Dave, I only wish “don’t own one or don’t have any” was enough to remove guns from my concern. It’s those OTHER people’s guns that have been doing all the damage. Nowhere is safe BECAUSE of the proliferation of profit demanded by gun manufacturers and sold to gullible conservatives. I only wish I had the option to opt out of the per valiance go gun violence. Again the purpose does NOT vary with the individual: guns are made to kill.
Or let me frame it this way, Dave: in 2021, 48,830 people in the US were killed by guns. How many of them were “supposed” to be? How many correct applications of your tool offset this number?
Guns are not a problem?
If there were no guns there would be no gun deaths.
Keep the “gun huggers” up there in your own space, flatlanders, if that’s what makes you “feel” safe. We’ll do what we choose to do to help us “feel” safe. It’s not a “long barrel” contest. Gun huggers DO tend to be those boys who weren’t good in sports, though.
– Two new gun laws that are set to go into effect in Colorado on Sunday will institute a three-day waiting period for purchases and make it easier for victims and their families to sue gun manufacturers and dealers.

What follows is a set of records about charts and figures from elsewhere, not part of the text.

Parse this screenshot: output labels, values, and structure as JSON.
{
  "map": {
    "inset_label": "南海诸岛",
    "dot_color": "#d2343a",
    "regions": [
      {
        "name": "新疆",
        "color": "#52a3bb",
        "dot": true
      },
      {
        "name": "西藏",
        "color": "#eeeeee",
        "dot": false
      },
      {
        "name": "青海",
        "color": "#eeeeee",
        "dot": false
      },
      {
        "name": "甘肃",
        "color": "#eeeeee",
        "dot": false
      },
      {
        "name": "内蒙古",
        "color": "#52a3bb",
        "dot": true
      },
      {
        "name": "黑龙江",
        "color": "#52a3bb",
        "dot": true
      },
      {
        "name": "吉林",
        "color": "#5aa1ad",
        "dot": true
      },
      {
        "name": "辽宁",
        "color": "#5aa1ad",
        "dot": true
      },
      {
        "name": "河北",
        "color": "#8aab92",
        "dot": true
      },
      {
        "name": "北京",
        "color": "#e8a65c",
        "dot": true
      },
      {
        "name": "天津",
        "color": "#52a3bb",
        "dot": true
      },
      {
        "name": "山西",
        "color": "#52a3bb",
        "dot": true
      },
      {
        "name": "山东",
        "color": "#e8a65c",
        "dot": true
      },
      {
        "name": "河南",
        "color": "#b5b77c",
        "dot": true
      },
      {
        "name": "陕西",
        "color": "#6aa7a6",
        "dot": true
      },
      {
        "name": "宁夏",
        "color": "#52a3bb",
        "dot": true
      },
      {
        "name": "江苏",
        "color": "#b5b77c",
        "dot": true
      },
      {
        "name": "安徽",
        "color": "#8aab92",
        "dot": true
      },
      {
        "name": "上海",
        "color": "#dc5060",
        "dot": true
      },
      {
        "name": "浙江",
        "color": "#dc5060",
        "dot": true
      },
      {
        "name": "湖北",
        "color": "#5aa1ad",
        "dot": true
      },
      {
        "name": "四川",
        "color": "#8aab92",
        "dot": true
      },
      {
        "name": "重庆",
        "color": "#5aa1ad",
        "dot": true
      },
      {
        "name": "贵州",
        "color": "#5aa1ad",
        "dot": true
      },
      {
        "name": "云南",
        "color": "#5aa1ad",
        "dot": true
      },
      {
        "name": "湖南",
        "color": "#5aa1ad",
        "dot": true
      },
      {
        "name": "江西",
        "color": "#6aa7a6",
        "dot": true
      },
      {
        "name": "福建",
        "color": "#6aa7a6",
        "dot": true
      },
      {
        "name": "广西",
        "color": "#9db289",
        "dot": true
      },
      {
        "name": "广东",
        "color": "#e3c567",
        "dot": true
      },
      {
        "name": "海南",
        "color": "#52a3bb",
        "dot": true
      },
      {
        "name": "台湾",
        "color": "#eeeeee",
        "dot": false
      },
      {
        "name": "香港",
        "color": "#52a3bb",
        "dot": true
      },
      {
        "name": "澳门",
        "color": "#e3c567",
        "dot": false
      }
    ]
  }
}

The laws, passed by the legislature in April, were among several gun-violence prevention measures signed into law by Gov. Jared Polis this year. Lawmakers also passed a bill expanding the state’s red-flag law, which has already taken effect, plus a fourth measure that generally will require a person to be 21 or older to buy a gun. A federal judge has temporarily blocked that minimum age law amid an ongoing legal challenge. – DenverPost
The large and active sub culture of middle age white men owning high powered, combat style automatic rifles and sharing right wing political viewpoints aligned with Donald Trump attracts people with a screw loose upstairs who find refuge and kinship by joining loose affiliations with others who have similar interests. This substantial number of folks, who were largely uninvolved in politics, especially Party Politics until 10 years ago is potentially dangerous to us all on a personal level. They are obsessive and irrational. They are a threat to our democratic system.
It’s impossible to know whether she believes a single word she mouths or just reads the script to the coached cadence. Who knows? With those lips Fox must be wet with the chance to buy her drinks and punch her ticket to paradise.